Подбежал репортер Володька Мильман, тотчас же потащил за собою, делая таинственные знаки. Дико гремел краковяк; под него еще давно-давно, в Мшанске, скакал Соустин с модистками. В буфете горланили добродушно. Из растений поднимался бюст вождя, он не давал забыть ни на минуту о возвышенном времени… Хотя Соустин огляделся только мельком, но по каким-то неуловимым признакам узнавалось бесповоротно, что Ольги здесь нет. Еще ночь и еще день — целая бездна отделяла от нее…

Друзья уединились в том же производственном отделе, теперь полутемном, превращенном в раздевалку. В буфете отпускалось только пиво, но запасливый Володька, как и в былые вечеринки, принес кое-чего покрепче. О, это потайное и жадное глотанье! Вдруг бесконечно просторно раздвигалась жизнь, и какие в ней таились жгучие, непознанные еще глуби, какие ждали вот тут, на вечеринке, встречи с необыкновенными развязками! И отступало отчаяние…

Друзья уже совали ему буфетные бутерброды. Замечательные же, ей-богу, все они были ребята, жаркие, ласковые! Вот Володька — вьюн, пройдоха, танцор, а он брал Московский почтамт в Октябре. Или долговязый, печальный, курносый Яша! На нем и сейчас балахонится шинель девятнадцатого года. Родная шинель! Соустин рванулся было рассказать ребятам, как и он взял три села в девятнадцатом. Нет, вот если бы Зыбин слышал…

Володька шумел:

— Как же это, Соустин, вы сегодня с полосой-то отличились?

Было что-то разухабисто-ехидное в его голосе, от чего заныло сердце. Соустин еще не читал газеты, он не получал на дом…

— А что там за мура вышла?

— Вот так мура, ха-ха! Теперь припаяют кое-кому… главное — твоему Калабуху!

Соустин начинал неприятно и смутно догадываться. Недаром, когда проходил только что мимо Зыбина, который сидел за шахматами, тот посмотрел на него широкими, проснувшимися глазами, хотел привстать… Да, скандал гнездился в подпередовой, где проскочила одна недвусмысленная фраза. Соустин уже знал, какая… Это в праздничном-то номере! Ясно, что тут не без фракционной подкладки.
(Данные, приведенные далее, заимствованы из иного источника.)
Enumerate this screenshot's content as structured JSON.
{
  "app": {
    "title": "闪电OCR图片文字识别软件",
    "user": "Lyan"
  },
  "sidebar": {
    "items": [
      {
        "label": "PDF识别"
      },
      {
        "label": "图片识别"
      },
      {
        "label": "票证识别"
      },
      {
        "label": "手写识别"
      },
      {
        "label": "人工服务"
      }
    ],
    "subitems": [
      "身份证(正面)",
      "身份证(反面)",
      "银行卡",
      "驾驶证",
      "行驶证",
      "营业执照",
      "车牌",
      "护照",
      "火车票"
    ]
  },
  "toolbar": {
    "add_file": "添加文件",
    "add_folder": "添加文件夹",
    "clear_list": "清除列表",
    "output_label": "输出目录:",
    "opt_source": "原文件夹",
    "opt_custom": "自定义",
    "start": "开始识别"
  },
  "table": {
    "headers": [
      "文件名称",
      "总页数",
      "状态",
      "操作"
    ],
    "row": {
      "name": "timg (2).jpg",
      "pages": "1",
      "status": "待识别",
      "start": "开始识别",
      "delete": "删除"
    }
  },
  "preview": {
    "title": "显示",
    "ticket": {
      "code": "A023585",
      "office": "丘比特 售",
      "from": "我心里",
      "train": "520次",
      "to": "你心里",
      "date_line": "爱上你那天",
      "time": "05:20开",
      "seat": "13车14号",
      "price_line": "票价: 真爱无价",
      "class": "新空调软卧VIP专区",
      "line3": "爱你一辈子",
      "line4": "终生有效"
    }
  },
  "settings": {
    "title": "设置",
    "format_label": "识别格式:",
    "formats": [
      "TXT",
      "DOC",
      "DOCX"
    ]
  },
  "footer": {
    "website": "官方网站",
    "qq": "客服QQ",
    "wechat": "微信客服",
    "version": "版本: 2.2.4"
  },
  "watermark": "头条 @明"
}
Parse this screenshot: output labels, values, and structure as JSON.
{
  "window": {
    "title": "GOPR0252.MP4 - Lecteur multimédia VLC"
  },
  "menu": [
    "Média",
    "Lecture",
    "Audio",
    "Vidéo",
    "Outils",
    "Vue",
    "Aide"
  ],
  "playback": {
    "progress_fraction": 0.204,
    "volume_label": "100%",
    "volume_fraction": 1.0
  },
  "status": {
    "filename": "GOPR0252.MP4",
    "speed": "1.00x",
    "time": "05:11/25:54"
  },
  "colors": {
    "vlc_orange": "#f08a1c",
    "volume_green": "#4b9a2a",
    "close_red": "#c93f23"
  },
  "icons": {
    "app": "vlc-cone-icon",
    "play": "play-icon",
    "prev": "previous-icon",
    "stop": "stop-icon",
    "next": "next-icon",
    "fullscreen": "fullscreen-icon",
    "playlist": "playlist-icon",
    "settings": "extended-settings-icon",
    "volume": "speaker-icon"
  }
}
— Это ты про кого? Про Калабуха?

Над такой чепухой только посмеялся Соустин.

Но насильно посмеялся. Дело касалось и его: он же внутренне одобрил эту фразу, порадовался ей. Что ж из того, что он только беспартийный секретарь?.. Но в зале начинался вальс, серьезный и баюкающий, далекий от всех этих мучительных передряг. Соустин вышел на народ совсем блаженный.

Народ танцевал, — конечно, те же служащие, секретари, агенты, конторские счетоводы, — они кружились, как демоны, обнявшись с машинистками или не со своими женами; народ веселился вовсю, и лампы покровительственно сияли, и играла подходящая музыка. Люба тоже крутилась с кем-то, на ходу заблистала, закивала Соустину; пышная юбочка вздувалась около нее колоколом, открывая бедра в цветных штанишках. «Неловко, надо сказать ей», — подумал Соустин, и не Ольгу, а еще кого-то неизбывно захотелось найти, сам не знал, кого.

Вообще он был еще молод. Что значили какие-то тридцать четыре года, когда силы выпирали из него до слез! И силы эти полностью некуда было ему деть, в том-то и беда! Он гулял, перешучивался с девчонками, целовал им руки. Пробравшись к буфету, выпил еще пива.

И опять увидел Любу, одну, обрадовался и подхватил ее под мягкий, шелковистый локоток.

— Ну, давай походим, — сказал он. — Как вы там живете?

Конечно, все обижены, что Коля не пришел, и даже праздничные пельмени отменили из-за него. Дюнька — и тот удивляется, где дядя Толя (он так и не научился еще выговаривать звук «ка»). Катюша ушла с горя на вечеринку на свои нотариальные курсы. Вот возьмет и заведет там себе ухажера!

Ну, этого-то Соустин не боялся, чтобы его святая Катюша…

— Правда, наверно, она с Мишей спит давно, — простодушно подтвердила Люба.

Соустин притворно ужаснулся:

— Ка-ак?

Люба не сразу поняла, ее исчерна-серые глаза светились на него по-детски. Вдруг она поклонилась, и хохот высыпался из нее, такой сотрясающий, такой ослепительный до слез, что Соустин едва удержал ее на своей руке. «А ты не смеши, не знаешь?» Но ему нравилось, что она такая, какие-то обуревающие, удивительные для нее самой порывы проносились через нее. И к Любе очень шло ее серебристо-серое платье, задуманное под цвет глаз.